A selection of general dosages for some cephalosporins is listed in Dosages of Cephalosporins Dosages of Cephalosporins . The dose rate and frequency should be adjusted as needed for the individual animal.
Special Clinical Concerns
Adverse Effects and Toxicity of Cephalosporins and Cephamycins in Animals
The approved cephalosporins are relatively nontoxic and have a relatively high therapeutic index. Cephalosporins injections IM can be painful, and repeated IV administration may lead to local phlebitis. Nausea, vomiting, and diarrhea may occasionally occur. Antimicrobial-induced colitis due to perturbations in GI flora has been reported. Hypersensitivity reactions of several forms have occurred, with cross-reactivity to penicillin allergies possible. Superinfection may arise with the use of cephalosporins, and Pseudomonas or Candida spp are likely opportunistic pathogens. Cephalosporins do have nephrotoxic potential via immune complex deposition in the glomerular basement membrane or direct toxicity causing acute tubular necrosis; however, these effects are rarely seen at clinically relevant doses.

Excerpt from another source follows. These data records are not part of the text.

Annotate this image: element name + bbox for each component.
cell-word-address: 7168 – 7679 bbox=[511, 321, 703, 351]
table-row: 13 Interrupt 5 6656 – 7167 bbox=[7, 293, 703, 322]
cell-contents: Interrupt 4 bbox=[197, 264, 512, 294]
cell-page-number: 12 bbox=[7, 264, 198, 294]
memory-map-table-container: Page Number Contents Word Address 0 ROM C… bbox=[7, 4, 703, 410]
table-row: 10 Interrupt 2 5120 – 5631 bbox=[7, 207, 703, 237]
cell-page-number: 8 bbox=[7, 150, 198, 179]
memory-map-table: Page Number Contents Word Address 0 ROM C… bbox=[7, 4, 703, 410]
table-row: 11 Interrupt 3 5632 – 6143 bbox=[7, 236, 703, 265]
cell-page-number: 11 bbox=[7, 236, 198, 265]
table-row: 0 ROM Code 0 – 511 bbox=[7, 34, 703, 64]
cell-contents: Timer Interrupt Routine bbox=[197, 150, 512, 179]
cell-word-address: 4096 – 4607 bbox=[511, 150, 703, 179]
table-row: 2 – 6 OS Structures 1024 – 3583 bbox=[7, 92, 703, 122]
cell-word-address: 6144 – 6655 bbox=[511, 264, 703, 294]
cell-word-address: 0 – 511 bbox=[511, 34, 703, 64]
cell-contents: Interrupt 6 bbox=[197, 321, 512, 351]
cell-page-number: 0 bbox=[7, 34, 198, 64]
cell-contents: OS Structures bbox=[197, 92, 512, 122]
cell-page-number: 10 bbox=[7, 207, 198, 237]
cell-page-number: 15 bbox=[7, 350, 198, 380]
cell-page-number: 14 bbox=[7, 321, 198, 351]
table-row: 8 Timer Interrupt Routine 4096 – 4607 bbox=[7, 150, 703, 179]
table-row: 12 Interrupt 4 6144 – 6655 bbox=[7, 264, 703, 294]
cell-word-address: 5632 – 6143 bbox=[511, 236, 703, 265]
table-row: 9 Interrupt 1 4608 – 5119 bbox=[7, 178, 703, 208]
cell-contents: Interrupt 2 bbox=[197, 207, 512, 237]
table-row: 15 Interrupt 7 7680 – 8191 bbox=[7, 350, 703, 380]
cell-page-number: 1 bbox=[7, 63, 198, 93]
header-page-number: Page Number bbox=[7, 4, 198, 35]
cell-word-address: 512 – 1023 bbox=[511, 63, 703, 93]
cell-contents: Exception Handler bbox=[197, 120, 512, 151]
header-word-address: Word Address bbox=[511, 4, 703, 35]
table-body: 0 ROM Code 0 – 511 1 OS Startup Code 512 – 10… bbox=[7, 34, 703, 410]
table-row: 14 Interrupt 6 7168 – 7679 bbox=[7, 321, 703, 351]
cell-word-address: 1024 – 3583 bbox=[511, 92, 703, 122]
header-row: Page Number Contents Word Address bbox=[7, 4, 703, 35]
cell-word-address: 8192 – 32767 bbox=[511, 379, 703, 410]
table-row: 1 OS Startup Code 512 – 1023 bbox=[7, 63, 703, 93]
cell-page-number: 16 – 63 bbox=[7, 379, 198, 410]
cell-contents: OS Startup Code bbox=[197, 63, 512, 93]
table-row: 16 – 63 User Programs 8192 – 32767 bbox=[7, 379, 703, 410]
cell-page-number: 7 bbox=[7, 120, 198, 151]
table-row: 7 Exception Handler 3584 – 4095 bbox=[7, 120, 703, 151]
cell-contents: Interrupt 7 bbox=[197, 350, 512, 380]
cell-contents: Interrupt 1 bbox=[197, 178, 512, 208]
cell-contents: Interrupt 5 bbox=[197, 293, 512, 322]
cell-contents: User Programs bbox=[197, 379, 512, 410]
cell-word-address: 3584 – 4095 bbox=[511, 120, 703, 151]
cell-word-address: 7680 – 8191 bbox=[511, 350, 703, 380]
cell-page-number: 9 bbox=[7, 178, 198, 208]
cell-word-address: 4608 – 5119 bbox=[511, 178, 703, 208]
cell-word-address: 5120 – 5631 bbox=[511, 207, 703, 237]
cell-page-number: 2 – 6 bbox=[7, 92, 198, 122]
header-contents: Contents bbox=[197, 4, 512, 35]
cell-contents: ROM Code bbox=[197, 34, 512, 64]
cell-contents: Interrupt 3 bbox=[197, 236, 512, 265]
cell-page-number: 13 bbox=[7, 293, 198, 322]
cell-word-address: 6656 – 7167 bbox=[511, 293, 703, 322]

Interactions With Cephalosporins and Cephamycins in Animals
In vitro incompatibilities are quite common for cephalosporin and cephamycin preparations; an exception exists when mixing with weak bases such as aminoglycosides. Potential pharmacokinetic interactions are similar to those of the penicillin group. Cephalosporins can be synergistic against a number of pathogens.
Effects of Cephalosporins and Cephamycins on Laboratory Tests in Animals
Several laboratory determinations may be altered by the cephalosporins. Activities of ALP, AST, ALT, and lactate dehydrogenase as well as BUN concentration may be increased. False-positive Coombs test results and urine glucose test results are also possible. Hypernatremia may be caused by the sodium salts of various cephalosporins.
Drug Withdrawal and Milk Discard Times of Cephalosporins and Cephamycins in Animals
Although prolonged tissue residues for most cephalosporins are not anticipated, withdrawal times are not available for most of the cephalosporins because they are not approved for use in food-producing animals in most countries. In the US, cephalosporins (excluding cephapirin) are prohibited from extralabel drug use (ELDU) except for indication in major species (cattle, swine, chickens and turkeys). This includes deviations from the approved dose, treatment duration, frequency, or administration route on the product label; the use of a product in an unapproved major species or animal production class; and the use of the product for the purpose of disease prevention. In the US, ELDU is permissible in minor species (including small ruminants, camelids, and game birds). Withdrawal times can vary between products, so it is imperative to follow the label meat and milk withdrawal times for the particular product used.
For instances of permissible ELDU, it is recommended to contact a country-specific advisory program to obtain evidence-based withdrawal recommendations extrapolated from known species pharmacokinetics. In the US, veterinarians may contact the Food Animal Residue Avoidance Databank (FARAD, www.farad.org) for withdrawal recommendations.